E.ON AG (OTCPK:EONGY), Germany’s biggest gas importer, asked suppliers last year to sell it fuel at spot-market rates rather than at prices tied to oil products, two people with knowledge of the matter said this week. GDF Suez SA, operator of Europe’s largest natural-gas network, said in September it was negotiating a stronger link to spot prices for long-term purchases. North Sea Brent crude costs $55 a barrel more than U.K. gas, the most since May 3, according to data compiled by Bloomberg.

. . . .

“If E.ON is pushing for 100 percent spot indexation it suggests they believe the entire European market is moving to a fully liberalized structure as already exists in Britain and North America,” said Patrick Heren, a London-based consultant who founded Heren Energy Ltd., the European price-information service bought by Reed Business Information Ltd. to form ICIS Heren.

This would be a big deal for Gazprom, as the gap between the oil-linked price and the spot price could be on the order of 25 percent. The increase in gas output worldwide, combined with rebounding demand for oil and stagnant production, has driven a wide wedge between oil and gas prices.

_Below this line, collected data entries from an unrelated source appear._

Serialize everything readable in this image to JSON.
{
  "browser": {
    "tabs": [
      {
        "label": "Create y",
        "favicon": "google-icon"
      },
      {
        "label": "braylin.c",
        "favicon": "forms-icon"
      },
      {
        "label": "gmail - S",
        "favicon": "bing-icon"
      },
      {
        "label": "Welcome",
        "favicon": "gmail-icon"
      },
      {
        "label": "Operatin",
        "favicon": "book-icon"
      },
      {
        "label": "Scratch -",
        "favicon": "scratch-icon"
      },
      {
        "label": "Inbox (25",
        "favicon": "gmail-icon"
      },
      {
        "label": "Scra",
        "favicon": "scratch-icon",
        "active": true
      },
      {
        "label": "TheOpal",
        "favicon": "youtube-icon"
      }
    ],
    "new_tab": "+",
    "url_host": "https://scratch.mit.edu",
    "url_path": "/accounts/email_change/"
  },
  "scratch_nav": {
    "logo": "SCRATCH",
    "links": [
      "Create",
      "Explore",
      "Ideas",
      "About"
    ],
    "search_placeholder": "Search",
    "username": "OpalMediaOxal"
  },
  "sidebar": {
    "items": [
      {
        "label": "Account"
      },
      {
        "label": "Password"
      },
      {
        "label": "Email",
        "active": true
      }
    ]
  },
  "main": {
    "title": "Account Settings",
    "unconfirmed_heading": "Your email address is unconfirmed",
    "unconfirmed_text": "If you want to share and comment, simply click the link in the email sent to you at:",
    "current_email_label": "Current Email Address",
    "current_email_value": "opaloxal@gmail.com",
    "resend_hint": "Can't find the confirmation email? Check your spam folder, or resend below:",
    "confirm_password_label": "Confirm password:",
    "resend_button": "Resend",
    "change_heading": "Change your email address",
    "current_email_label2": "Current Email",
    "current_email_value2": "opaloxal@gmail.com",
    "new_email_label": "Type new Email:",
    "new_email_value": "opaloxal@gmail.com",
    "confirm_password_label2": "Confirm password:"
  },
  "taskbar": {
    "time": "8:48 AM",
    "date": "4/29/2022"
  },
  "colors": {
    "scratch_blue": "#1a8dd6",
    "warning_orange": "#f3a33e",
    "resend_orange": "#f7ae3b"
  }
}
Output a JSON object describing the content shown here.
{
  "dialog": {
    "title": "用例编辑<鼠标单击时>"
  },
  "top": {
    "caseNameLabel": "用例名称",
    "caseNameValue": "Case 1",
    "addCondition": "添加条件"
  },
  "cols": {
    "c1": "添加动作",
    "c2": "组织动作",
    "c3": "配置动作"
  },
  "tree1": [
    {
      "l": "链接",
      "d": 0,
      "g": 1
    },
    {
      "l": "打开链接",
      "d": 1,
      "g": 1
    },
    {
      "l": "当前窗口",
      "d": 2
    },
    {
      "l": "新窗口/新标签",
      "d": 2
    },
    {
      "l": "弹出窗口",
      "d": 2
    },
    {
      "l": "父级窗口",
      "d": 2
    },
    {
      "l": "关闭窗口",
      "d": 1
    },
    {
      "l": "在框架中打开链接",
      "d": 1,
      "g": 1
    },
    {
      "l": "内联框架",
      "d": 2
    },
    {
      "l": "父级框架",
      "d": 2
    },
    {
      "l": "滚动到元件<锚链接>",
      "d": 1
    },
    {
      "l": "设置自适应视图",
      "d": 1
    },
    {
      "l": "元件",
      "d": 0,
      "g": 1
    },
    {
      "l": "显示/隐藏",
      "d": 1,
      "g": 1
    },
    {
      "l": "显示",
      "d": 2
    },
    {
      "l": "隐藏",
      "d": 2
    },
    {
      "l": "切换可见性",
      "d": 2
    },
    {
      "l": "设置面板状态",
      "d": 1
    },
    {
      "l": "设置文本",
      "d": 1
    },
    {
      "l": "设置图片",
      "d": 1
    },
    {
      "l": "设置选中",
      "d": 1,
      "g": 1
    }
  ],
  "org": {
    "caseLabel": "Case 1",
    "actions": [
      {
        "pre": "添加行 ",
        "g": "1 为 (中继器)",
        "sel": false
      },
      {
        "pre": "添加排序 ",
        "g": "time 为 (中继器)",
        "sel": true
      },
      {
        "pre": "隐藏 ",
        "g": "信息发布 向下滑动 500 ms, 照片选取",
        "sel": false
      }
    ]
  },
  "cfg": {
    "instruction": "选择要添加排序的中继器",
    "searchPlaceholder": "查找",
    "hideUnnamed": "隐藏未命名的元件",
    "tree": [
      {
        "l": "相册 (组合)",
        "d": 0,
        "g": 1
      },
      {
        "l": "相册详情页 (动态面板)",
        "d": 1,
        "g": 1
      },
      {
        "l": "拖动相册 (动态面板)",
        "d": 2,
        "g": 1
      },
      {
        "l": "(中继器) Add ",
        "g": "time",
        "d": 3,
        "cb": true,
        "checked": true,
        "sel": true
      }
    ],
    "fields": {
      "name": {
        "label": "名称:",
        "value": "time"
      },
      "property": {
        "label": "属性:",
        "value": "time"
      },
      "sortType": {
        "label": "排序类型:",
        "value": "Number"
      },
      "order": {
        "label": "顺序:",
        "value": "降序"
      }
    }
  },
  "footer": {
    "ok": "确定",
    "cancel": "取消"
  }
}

One of the objections to moving to spot pricing is that the spot market on the continent is relatively small and undeveloped. Legal and regulatory changes, along the lines of what was done in the U.S. in the 1980s and early-1990s could facilitate market development. But there’s also a chicken-and-egg aspect to the situation. Part of the reason that the spot market is small is that most gas is marketed under long term deals. Moving to spot pricing would help kickstart the spot market, leading to increased volumes, increased liquidity, and more reliable prices.

One of the major sources of high gas supplies and depressed prices is shale. CEO Miller is trying to cast doubts on the long-run impact of shale. No wonder.

Medvedev says that shale gas is “a bubble.” He predicts a gas price of $8/mmBTU, whereas the forward curve out 5 years is below $6. Since he’s talking his book, I’d discount what he says heavily.

One interesting thing in this article: Medvedev is sticking to his projection that Gazprom will supply 10 percent of the U.S. market by 2020 (the magic year in virtually all Russian forecasts: It will soon be kicked out to 2030, I would wager). He says, moreover, that he will supply the U.S. from the Shtokman project, and that this project is on schedule to start deliveries in 2017.

The Russian government, however, is apparently of a different opinion:

Russia’s energy giant Gazprom may decide to delay the launch of its troubled Shtokman gas field by two more years because of the United States’ rapid development of shale gas, a report said Thursday.

The Barents Sea project has experienced repeated delays caused by the 2008 global financial crisis and the subsequent development of shale gas in the United States, Canada and other Western countries.

Originally due to go online in 2013, the field might now be only commissioned in 2018, Pyotr Sadovnik, the deputy head of Russia’s subsoil usage agency, was quoted as saying by RIA Novosti.

“There are questions being asked about delaying it until 2018, but there has been no final decision,” said Sadovnik.

“There is a risk that there will be no demand for the gas” produced at the giant field, Sadovnik said.

But here’s the really interesting part:

A source familiar with the matter told AFP that shareholders at the international joint venture in charge of the project where deadlocked over how to proceed.

“Everything is blocked,” said the source. “The (project) participants cannot make a decision on anything.”

Those shareholders would be Norway’s Statoil (NYSE:STO), French Total, (NYSE:TOT) and Gazprom.

Not that I’m surprised. That’s something to keep in mind when evaluating the prospects for the BP (NYSE:BP)-Rosneft (OTC:RNGZY) tie up in the Arctic.

In a post titled “NOC! NOC! Who’s There?” I wrote in the summer of 2007 about the difficulties of joint ventures between national oil companies (NOCs) that control access to resources and the international oil majors that have the expertise and technology to develop challenging projects. Interesting to read that Shtokman is supporting this analysis. I put good odds on the BP-Rosneft collaboration providing more corroboration.